Abandoned bags will soon overtake "Eye-Raak" and Sudan on the UN's agenda. It is simply heartbreaking. However, bag-breaking is a far more fruitful exercise. There's nothing quite as satisfying for an overweight, chubby, forty-something abandoned bag than to be opened and unburdened. Consider it a sort of humanitarian liposuction.
Inflow is pretty much guaranteed as people are far too preoccupied reading self help books like 203 Ways to Drive a Man Wild in Bed and the gripping sequel, 302 Advanced Techniques for Driving a Man Wild in Bed (available at Singapore's Changi Airport), to bother with their bags. Singaporean men have emigrated en masse and others have simply changed their sex to avoid being driven wild in bed.

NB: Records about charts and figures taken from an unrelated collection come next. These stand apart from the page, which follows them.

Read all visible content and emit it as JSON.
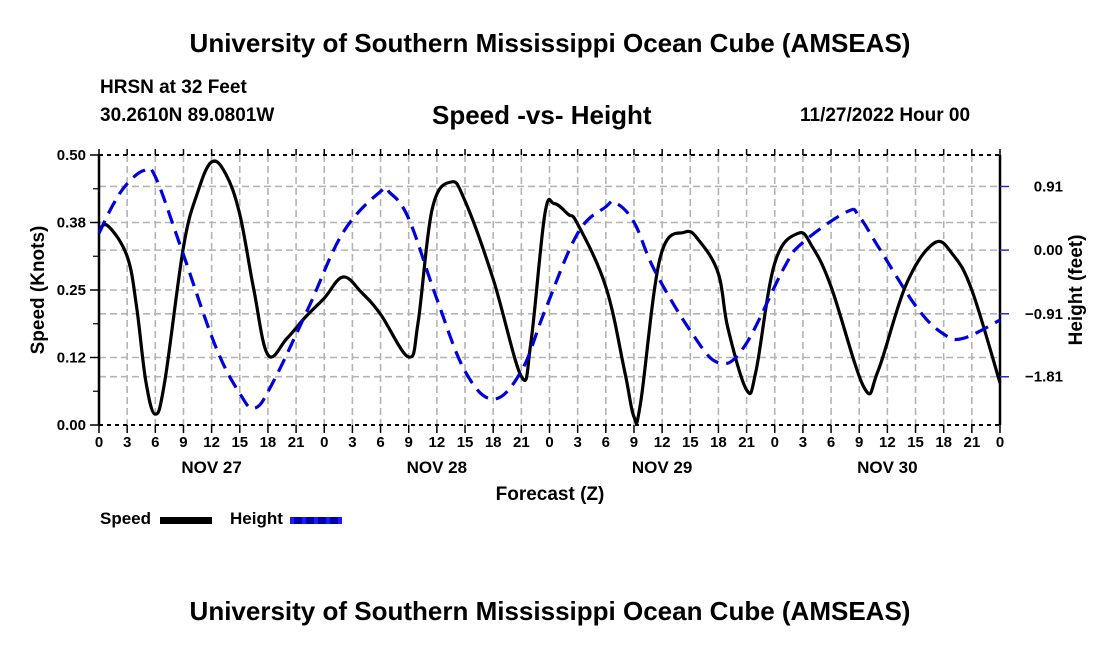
{
  "header": {
    "main_title": "University of Southern Mississippi Ocean Cube (AMSEAS)",
    "station": "HRSN at 32 Feet",
    "coordinates": "30.2610N  89.0801W",
    "chart_title": "Speed -vs- Height",
    "run_time": "11/27/2022 Hour 00"
  },
  "footer": {
    "title": "University of Southern Mississippi Ocean Cube (AMSEAS)"
  },
  "legend": {
    "items": [
      {
        "label": "Speed",
        "color": "#000000",
        "style": "solid"
      },
      {
        "label": "Height",
        "color": "#0000dd",
        "style": "dashed"
      }
    ]
  },
  "chart_data": {
    "type": "line",
    "title": "Speed -vs- Height",
    "xlabel": "Forecast (Z)",
    "ylabel": "Speed (Knots)",
    "y2label": "Height (feet)",
    "x_unit": "forecast hour",
    "xlim": [
      0,
      96
    ],
    "ylim": [
      0,
      0.5
    ],
    "y2lim": [
      -2.5,
      1.36
    ],
    "grid": true,
    "legend_position": "bottom-left",
    "x_tick_step_hours": 3,
    "x_tick_labels": [
      "0",
      "3",
      "6",
      "9",
      "12",
      "15",
      "18",
      "21",
      "0",
      "3",
      "6",
      "9",
      "12",
      "15",
      "18",
      "21",
      "0",
      "3",
      "6",
      "9",
      "12",
      "15",
      "18",
      "21",
      "0",
      "3",
      "6",
      "9",
      "12",
      "15",
      "18",
      "21",
      "0"
    ],
    "day_labels": [
      {
        "label": "NOV 27",
        "center_hour": 12
      },
      {
        "label": "NOV 28",
        "center_hour": 36
      },
      {
        "label": "NOV 29",
        "center_hour": 60
      },
      {
        "label": "NOV 30",
        "center_hour": 84
      }
    ],
    "y_ticks": [
      {
        "value": 0.0,
        "label": "0.00"
      },
      {
        "value": 0.125,
        "label": "0.12"
      },
      {
        "value": 0.25,
        "label": "0.25"
      },
      {
        "value": 0.375,
        "label": "0.38"
      },
      {
        "value": 0.5,
        "label": "0.50"
      }
    ],
    "y2_ticks": [
      {
        "value": 0.91,
        "label": "0.91"
      },
      {
        "value": 0.0,
        "label": "0.00"
      },
      {
        "value": -0.91,
        "label": "−0.91"
      },
      {
        "value": -1.81,
        "label": "−1.81"
      }
    ],
    "series": [
      {
        "name": "Speed",
        "axis": "left",
        "color": "#000000",
        "style": "solid",
        "points": [
          [
            0,
            0.362
          ],
          [
            1,
            0.368
          ],
          [
            3,
            0.312
          ],
          [
            4,
            0.22
          ],
          [
            5,
            0.08
          ],
          [
            6,
            0.02
          ],
          [
            7,
            0.08
          ],
          [
            9,
            0.33
          ],
          [
            10.5,
            0.43
          ],
          [
            12,
            0.487
          ],
          [
            13.5,
            0.465
          ],
          [
            15,
            0.39
          ],
          [
            16.5,
            0.25
          ],
          [
            18,
            0.13
          ],
          [
            20,
            0.16
          ],
          [
            22,
            0.2
          ],
          [
            24,
            0.235
          ],
          [
            26,
            0.274
          ],
          [
            28,
            0.245
          ],
          [
            30,
            0.205
          ],
          [
            33,
            0.126
          ],
          [
            34,
            0.19
          ],
          [
            35.5,
            0.4
          ],
          [
            37.5,
            0.45
          ],
          [
            39,
            0.415
          ],
          [
            42,
            0.27
          ],
          [
            45,
            0.09
          ],
          [
            46,
            0.15
          ],
          [
            47.5,
            0.39
          ],
          [
            48.5,
            0.41
          ],
          [
            50,
            0.39
          ],
          [
            51,
            0.372
          ],
          [
            54,
            0.256
          ],
          [
            56,
            0.1
          ],
          [
            57,
            0.015
          ],
          [
            57.7,
            0.04
          ],
          [
            59.8,
            0.31
          ],
          [
            62.4,
            0.357
          ],
          [
            64,
            0.34
          ],
          [
            66,
            0.28
          ],
          [
            67,
            0.18
          ],
          [
            69,
            0.065
          ],
          [
            70,
            0.1
          ],
          [
            72,
            0.3
          ],
          [
            74.5,
            0.355
          ],
          [
            76,
            0.33
          ],
          [
            78,
            0.256
          ],
          [
            81.5,
            0.07
          ],
          [
            83,
            0.1
          ],
          [
            86,
            0.26
          ],
          [
            89,
            0.337
          ],
          [
            91,
            0.315
          ],
          [
            93,
            0.25
          ],
          [
            96,
            0.078
          ]
        ]
      },
      {
        "name": "Height",
        "axis": "right",
        "color": "#0000dd",
        "style": "dashed",
        "points": [
          [
            0,
            0.24
          ],
          [
            1.5,
            0.65
          ],
          [
            3,
            0.95
          ],
          [
            4.8,
            1.14
          ],
          [
            6,
            1.05
          ],
          [
            8.8,
            0.01
          ],
          [
            12.4,
            -1.37
          ],
          [
            15,
            -2.05
          ],
          [
            16.6,
            -2.26
          ],
          [
            18.5,
            -1.9
          ],
          [
            22.3,
            -0.83
          ],
          [
            26,
            0.25
          ],
          [
            30,
            0.84
          ],
          [
            31,
            0.82
          ],
          [
            33,
            0.45
          ],
          [
            36,
            -0.7
          ],
          [
            39,
            -1.73
          ],
          [
            42,
            -2.13
          ],
          [
            45,
            -1.73
          ],
          [
            47.5,
            -0.87
          ],
          [
            51,
            0.24
          ],
          [
            54,
            0.62
          ],
          [
            55,
            0.68
          ],
          [
            57,
            0.4
          ],
          [
            59.2,
            -0.29
          ],
          [
            63,
            -1.15
          ],
          [
            66,
            -1.61
          ],
          [
            68.8,
            -1.37
          ],
          [
            73,
            -0.25
          ],
          [
            75,
            0.11
          ],
          [
            79.7,
            0.55
          ],
          [
            81,
            0.48
          ],
          [
            83.2,
            0.01
          ],
          [
            87.2,
            -0.83
          ],
          [
            90,
            -1.2
          ],
          [
            92.1,
            -1.26
          ],
          [
            96,
            -1.0
          ]
        ]
      }
    ]
  }
}
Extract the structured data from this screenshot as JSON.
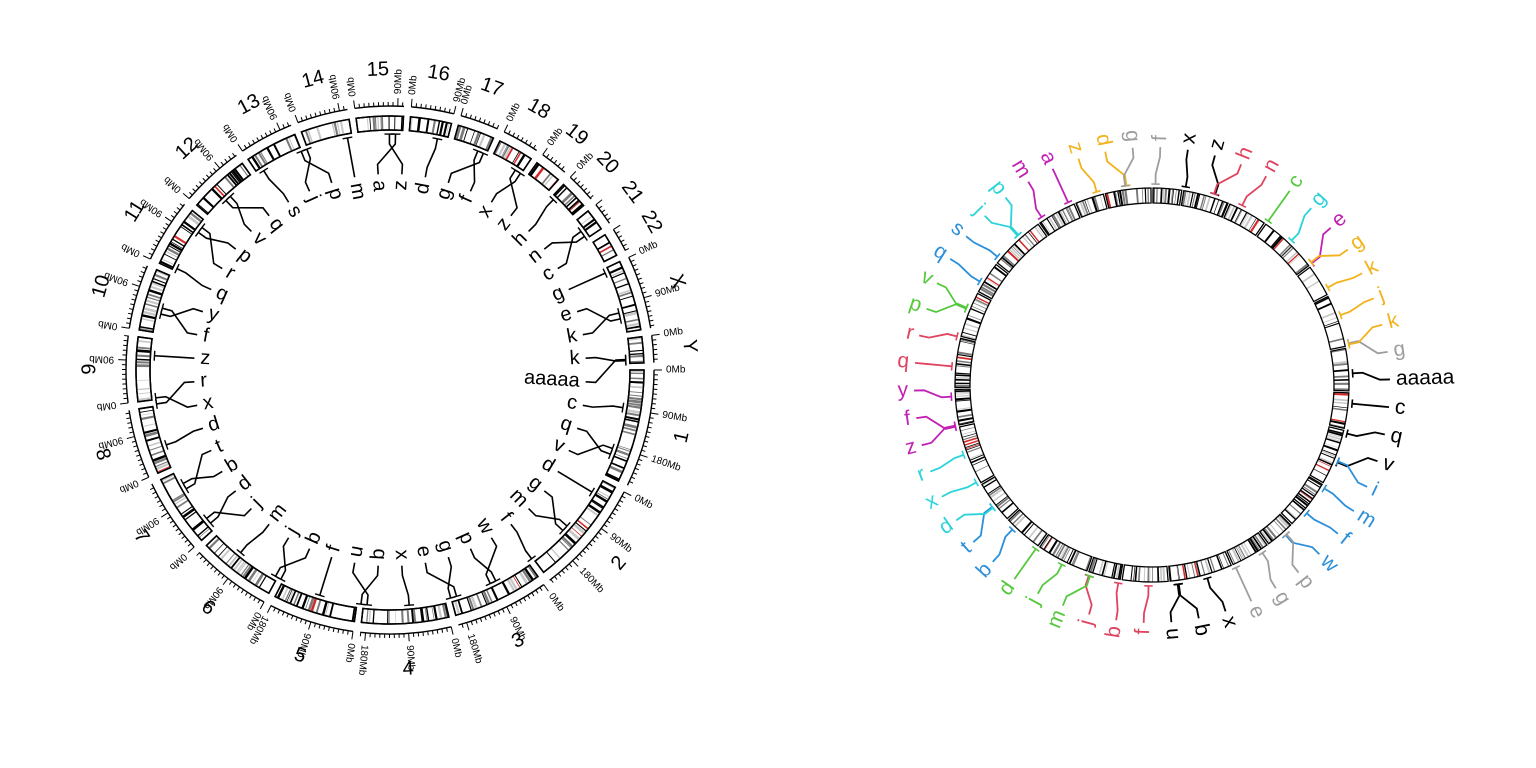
{
  "left_plot": {
    "chromosomes": [
      {
        "name": "1",
        "size": 249,
        "ticks": [
          "0Mb",
          "90Mb",
          "180Mb"
        ]
      },
      {
        "name": "2",
        "size": 243,
        "ticks": [
          "0Mb",
          "90Mb",
          "180Mb"
        ]
      },
      {
        "name": "3",
        "size": 198,
        "ticks": [
          "0Mb",
          "90Mb",
          "180Mb"
        ]
      },
      {
        "name": "4",
        "size": 191,
        "ticks": [
          "0Mb",
          "90Mb",
          "180Mb"
        ]
      },
      {
        "name": "5",
        "size": 181,
        "ticks": [
          "0Mb",
          "90Mb",
          "180Mb"
        ]
      },
      {
        "name": "6",
        "size": 171,
        "ticks": [
          "0Mb",
          "90Mb"
        ]
      },
      {
        "name": "7",
        "size": 159,
        "ticks": [
          "0Mb",
          "90Mb"
        ]
      },
      {
        "name": "8",
        "size": 146,
        "ticks": [
          "0Mb",
          "90Mb"
        ]
      },
      {
        "name": "9",
        "size": 141,
        "ticks": [
          "0Mb",
          "90Mb"
        ]
      },
      {
        "name": "10",
        "size": 136,
        "ticks": [
          "0Mb",
          "90Mb"
        ]
      },
      {
        "name": "11",
        "size": 135,
        "ticks": [
          "0Mb",
          "90Mb"
        ]
      },
      {
        "name": "12",
        "size": 134,
        "ticks": [
          "0Mb",
          "90Mb"
        ]
      },
      {
        "name": "13",
        "size": 115,
        "ticks": [
          "0Mb",
          "90Mb"
        ]
      },
      {
        "name": "14",
        "size": 107,
        "ticks": [
          "0Mb",
          "90Mb"
        ]
      },
      {
        "name": "15",
        "size": 103,
        "ticks": [
          "0Mb",
          "90Mb"
        ]
      },
      {
        "name": "16",
        "size": 90,
        "ticks": [
          "0Mb",
          "90Mb"
        ]
      },
      {
        "name": "17",
        "size": 81,
        "ticks": [
          "0Mb"
        ]
      },
      {
        "name": "18",
        "size": 78,
        "ticks": [
          "0Mb"
        ]
      },
      {
        "name": "19",
        "size": 59,
        "ticks": [
          "0Mb"
        ]
      },
      {
        "name": "20",
        "size": 63,
        "ticks": [
          "0Mb"
        ]
      },
      {
        "name": "21",
        "size": 48,
        "ticks": []
      },
      {
        "name": "22",
        "size": 51,
        "ticks": []
      },
      {
        "name": "X",
        "size": 155,
        "ticks": [
          "0Mb",
          "90Mb"
        ]
      },
      {
        "name": "Y",
        "size": 57,
        "ticks": [
          "0Mb"
        ]
      }
    ],
    "labels": [
      "aaaaa",
      "c",
      "q",
      "v",
      "d",
      "g",
      "m",
      "f",
      "w",
      "p",
      "g",
      "e",
      "x",
      "b",
      "u",
      "f",
      "b",
      "j",
      "m",
      "j",
      "d",
      "b",
      "t",
      "d",
      "x",
      "r",
      "z",
      "f",
      "y",
      "q",
      "r",
      "p",
      "v",
      "q",
      "s",
      "j",
      "p",
      "m",
      "a",
      "z",
      "d",
      "g",
      "f",
      "x",
      "z",
      "h",
      "n",
      "c",
      "g",
      "e",
      "k",
      "k"
    ]
  },
  "right_plot": {
    "labels": [
      {
        "text": "g",
        "color": "#9e9e9e"
      },
      {
        "text": "aaaaa",
        "color": "#000000"
      },
      {
        "text": "c",
        "color": "#000000"
      },
      {
        "text": "q",
        "color": "#000000"
      },
      {
        "text": "v",
        "color": "#000000"
      },
      {
        "text": "i",
        "color": "#2b8fd9"
      },
      {
        "text": "m",
        "color": "#2b8fd9"
      },
      {
        "text": "f",
        "color": "#2b8fd9"
      },
      {
        "text": "w",
        "color": "#2b8fd9"
      },
      {
        "text": "p",
        "color": "#9e9e9e"
      },
      {
        "text": "g",
        "color": "#9e9e9e"
      },
      {
        "text": "e",
        "color": "#9e9e9e"
      },
      {
        "text": "x",
        "color": "#000000"
      },
      {
        "text": "b",
        "color": "#000000"
      },
      {
        "text": "u",
        "color": "#000000"
      },
      {
        "text": "f",
        "color": "#e0435f"
      },
      {
        "text": "b",
        "color": "#e0435f"
      },
      {
        "text": "j",
        "color": "#e0435f"
      },
      {
        "text": "m",
        "color": "#55c83e"
      },
      {
        "text": "j",
        "color": "#55c83e"
      },
      {
        "text": "d",
        "color": "#55c83e"
      },
      {
        "text": "b",
        "color": "#2b8fd9"
      },
      {
        "text": "t",
        "color": "#2b8fd9"
      },
      {
        "text": "d",
        "color": "#2bd3d9"
      },
      {
        "text": "x",
        "color": "#2bd3d9"
      },
      {
        "text": "r",
        "color": "#2bd3d9"
      },
      {
        "text": "z",
        "color": "#c21fb4"
      },
      {
        "text": "f",
        "color": "#c21fb4"
      },
      {
        "text": "y",
        "color": "#c21fb4"
      },
      {
        "text": "q",
        "color": "#e0435f"
      },
      {
        "text": "r",
        "color": "#e0435f"
      },
      {
        "text": "p",
        "color": "#55c83e"
      },
      {
        "text": "v",
        "color": "#55c83e"
      },
      {
        "text": "q",
        "color": "#2b8fd9"
      },
      {
        "text": "s",
        "color": "#2b8fd9"
      },
      {
        "text": "j",
        "color": "#2bd3d9"
      },
      {
        "text": "p",
        "color": "#2bd3d9"
      },
      {
        "text": "m",
        "color": "#c21fb4"
      },
      {
        "text": "a",
        "color": "#c21fb4"
      },
      {
        "text": "z",
        "color": "#f2b21c"
      },
      {
        "text": "d",
        "color": "#f2b21c"
      },
      {
        "text": "g",
        "color": "#9e9e9e"
      },
      {
        "text": "f",
        "color": "#9e9e9e"
      },
      {
        "text": "x",
        "color": "#000000"
      },
      {
        "text": "z",
        "color": "#000000"
      },
      {
        "text": "h",
        "color": "#e0435f"
      },
      {
        "text": "n",
        "color": "#e0435f"
      },
      {
        "text": "c",
        "color": "#55c83e"
      },
      {
        "text": "g",
        "color": "#2bd3d9"
      },
      {
        "text": "e",
        "color": "#c21fb4"
      },
      {
        "text": "g",
        "color": "#f2b21c"
      },
      {
        "text": "k",
        "color": "#f2b21c"
      },
      {
        "text": "j",
        "color": "#f2b21c"
      },
      {
        "text": "k",
        "color": "#f2b21c"
      }
    ]
  }
}
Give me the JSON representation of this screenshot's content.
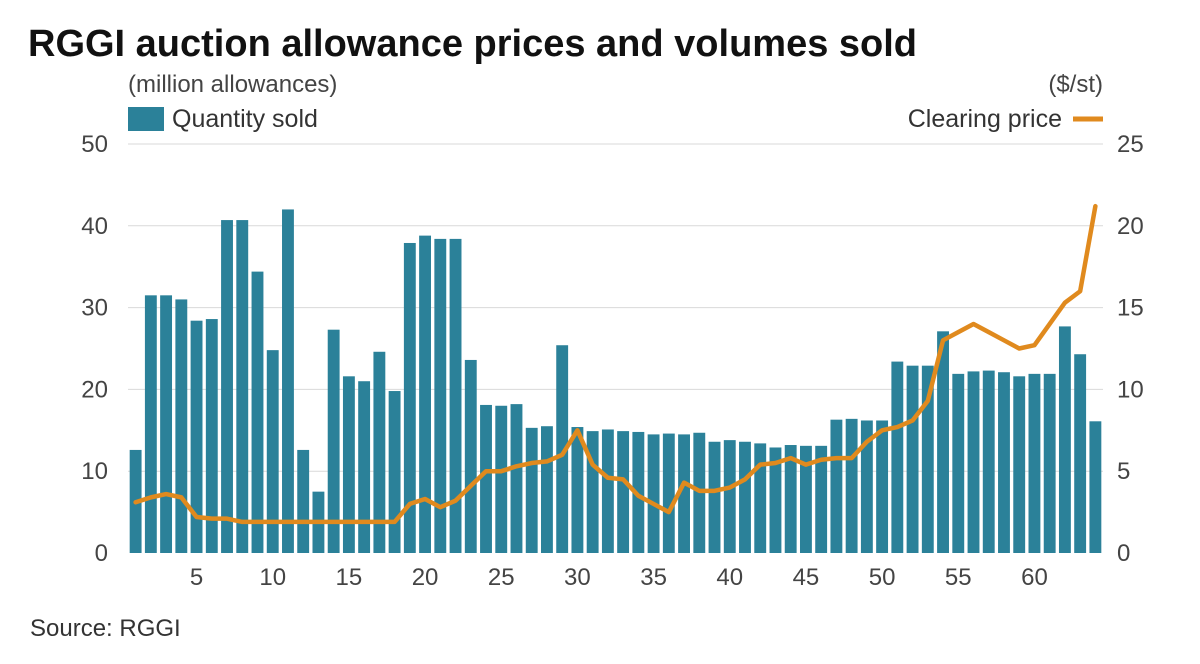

Apparently you are less likely to be "profiled" for a security frisk if you are wearing beach flip-flops or sandals
The Alabama store's compelling interactive site www.Unclaimedbaggage.com offers online shopping with cameras starting at just US$10. Among recent items at the store were a Nicole Miller leather jacket for US$125 (don't worry, I don't know who Nicole Miller is either) and a pearl necklace appraised at US$13,650 for $6,825. If you're headed to Alabama, check out The Unclaimed Baggage Center in Scottsboro (tel: [1-256] 259-1525).
As for shoes, the US Transportation Security Administration (www.tsa.gov) says it is worth spending a little time thinking about what to wear. Apparently you are less likely to be profiled and asked to have your footwear scanned if you are in "beach flip-flops or sandals". This is useful too know as most business class passengers would prefer to check-in wearing trendy beach flip-flops, perhaps in a virulent shade of pink. So tell me, is your wife missing?